When building with Xamarin, do developers sacrifice some native features?

They don't. Xamarin projects 100% of the native API to the Xamarin developer. They are also working with the platform vendors and release updates on the same day when the native vendor releases updates of the platform. With that said using 3rd party components built for specific platform is possible to be used by Xamarin, however it's not a simple process to enable this. Hopefully it will become simpler in the future.

Can the applications be customized for specific platforms?

Yes. Out of the box, when you use Xamarin you can either create a platform specific application. In that case you will need to create the views for each platform and then you are able to have any customization required. When you use Xamarin.Forms you push the abstraction higher and then you describe the view once using XAML. Xamarin.Forms automatically use the platform controls and look and feel, it means that when you require a Tabbed Page, it will look very different from iOS to Android, as an example.
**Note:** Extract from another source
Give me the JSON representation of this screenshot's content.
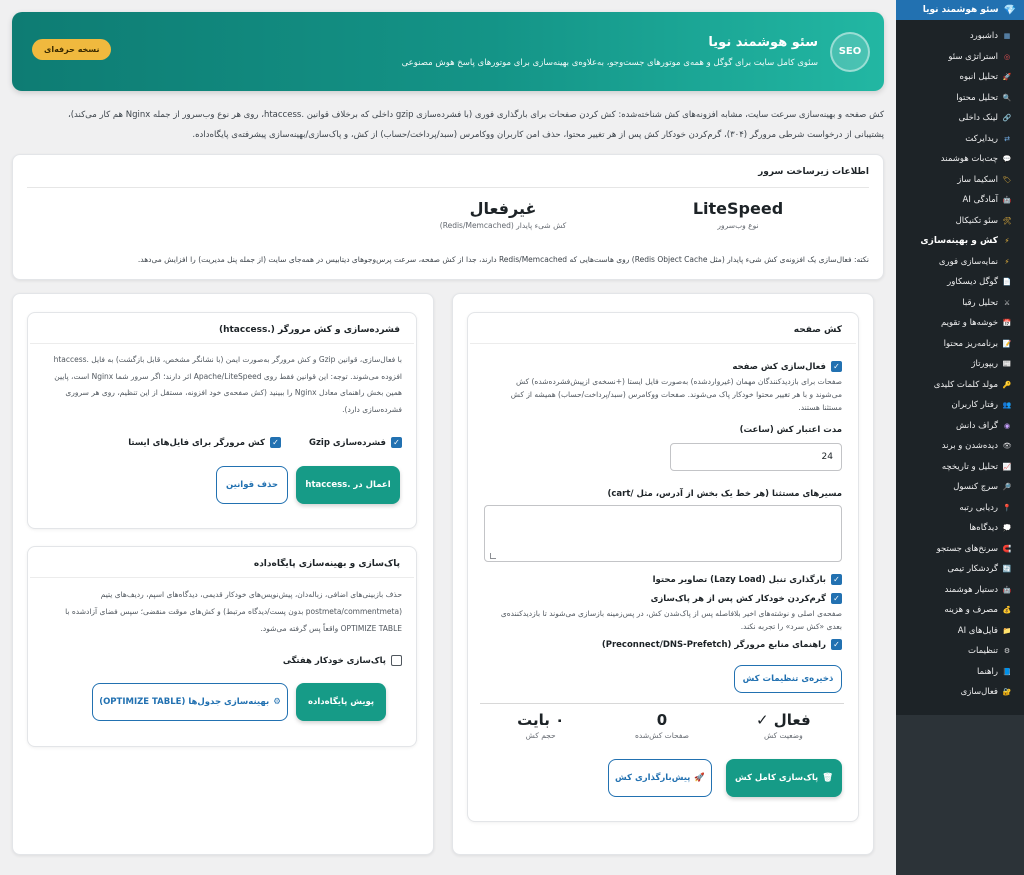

If you require further customization, you will probably need to use Xamarin.Forms feature known as Custom Renderer, this will enable you to write platform specific code and make use of the underlying platform API to create any customization you require.

Are there any tools that help develop Xamarin apps even faster?

Plenty, There are the tools provided by Xamarin itself: Inspector, Profiler, tools for gaming (CocosSharp, UrhoSharp, SkiaSharp), Test Cloud and Xamarin University. Inspector for example allows you to investigate the UI in runtime, check out the layout and apply manipulation on it. Other tools worth mentioning are:

  1. Continues, a Xamarin IDE for the iPad.
  2. Gorrila Player that enables you to render UI while you develop.
You can also use Microsoft Visual Studio for Xamarin and enjoy the support of many of the VS related tools such as R# and OzCode.